The visitors say something, on occasion, like "her genius was underrated" or "wasn't her ambition a little bit too studied?" Sometimes they would even broach a wider issue and whisper: "Gauguin almost works for me, but doesn't" and "Cezanne almost doesn't work for me, but does". Most often, however, they settle on "My God this is awful".
And through all of that, he looks bored but intelligent. Aloof yet self-confident. A man of mystery.

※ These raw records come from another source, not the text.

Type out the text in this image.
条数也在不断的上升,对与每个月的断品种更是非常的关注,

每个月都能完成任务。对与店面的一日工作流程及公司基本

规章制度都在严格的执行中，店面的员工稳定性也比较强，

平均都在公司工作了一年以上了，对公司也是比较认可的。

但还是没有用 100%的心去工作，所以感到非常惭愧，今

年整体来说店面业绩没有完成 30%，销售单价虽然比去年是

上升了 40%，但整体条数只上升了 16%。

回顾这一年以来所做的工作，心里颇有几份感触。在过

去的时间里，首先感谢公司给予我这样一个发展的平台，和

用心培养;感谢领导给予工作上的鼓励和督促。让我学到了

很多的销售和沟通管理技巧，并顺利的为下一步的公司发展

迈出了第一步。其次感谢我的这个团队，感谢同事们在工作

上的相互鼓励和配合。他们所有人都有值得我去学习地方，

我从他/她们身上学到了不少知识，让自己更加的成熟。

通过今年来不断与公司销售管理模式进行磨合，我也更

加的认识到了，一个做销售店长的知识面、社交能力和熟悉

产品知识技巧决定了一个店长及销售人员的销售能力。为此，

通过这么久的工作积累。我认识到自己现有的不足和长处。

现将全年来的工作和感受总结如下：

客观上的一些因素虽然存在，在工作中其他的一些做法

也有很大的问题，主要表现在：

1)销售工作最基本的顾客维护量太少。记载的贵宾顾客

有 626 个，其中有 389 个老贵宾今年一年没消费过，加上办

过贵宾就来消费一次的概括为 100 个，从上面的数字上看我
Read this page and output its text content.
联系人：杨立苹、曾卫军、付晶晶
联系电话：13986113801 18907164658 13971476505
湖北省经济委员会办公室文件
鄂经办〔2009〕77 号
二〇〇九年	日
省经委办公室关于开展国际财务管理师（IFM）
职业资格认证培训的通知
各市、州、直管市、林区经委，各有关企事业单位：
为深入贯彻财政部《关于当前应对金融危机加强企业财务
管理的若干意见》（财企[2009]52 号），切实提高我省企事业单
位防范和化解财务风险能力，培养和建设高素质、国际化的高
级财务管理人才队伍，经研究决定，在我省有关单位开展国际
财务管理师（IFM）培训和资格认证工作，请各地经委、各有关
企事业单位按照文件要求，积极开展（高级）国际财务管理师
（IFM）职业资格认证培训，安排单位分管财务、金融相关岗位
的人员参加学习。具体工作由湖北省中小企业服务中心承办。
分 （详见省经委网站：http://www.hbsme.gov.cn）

But here's the funny thing: they do not notice the young man. Almost no one does. I try to cut him open with a sideways glance, but my knife is much too blunt. I can't get in, though not for want of trying. He's been here for days, weeks, months, in this tiny room overlooked by red cubes, black squares and disfigured farmers. To him, we are hopeless drifters. I think that in all this time surrounded by Kandinsky and Pollock... well, he must have learnt some underlying mystery, but his eyes give away so little.
There is, however, a chance that he knows no mystery. All these years in the sun are fake years, they taught him nothing beyond the fleeting backs of a million visitors.
Either way, I can't write about him. For if I do, a story or perhaps a novel, something stretching beyond this brief sketch here, I'm afraid that I could accidentally find him out.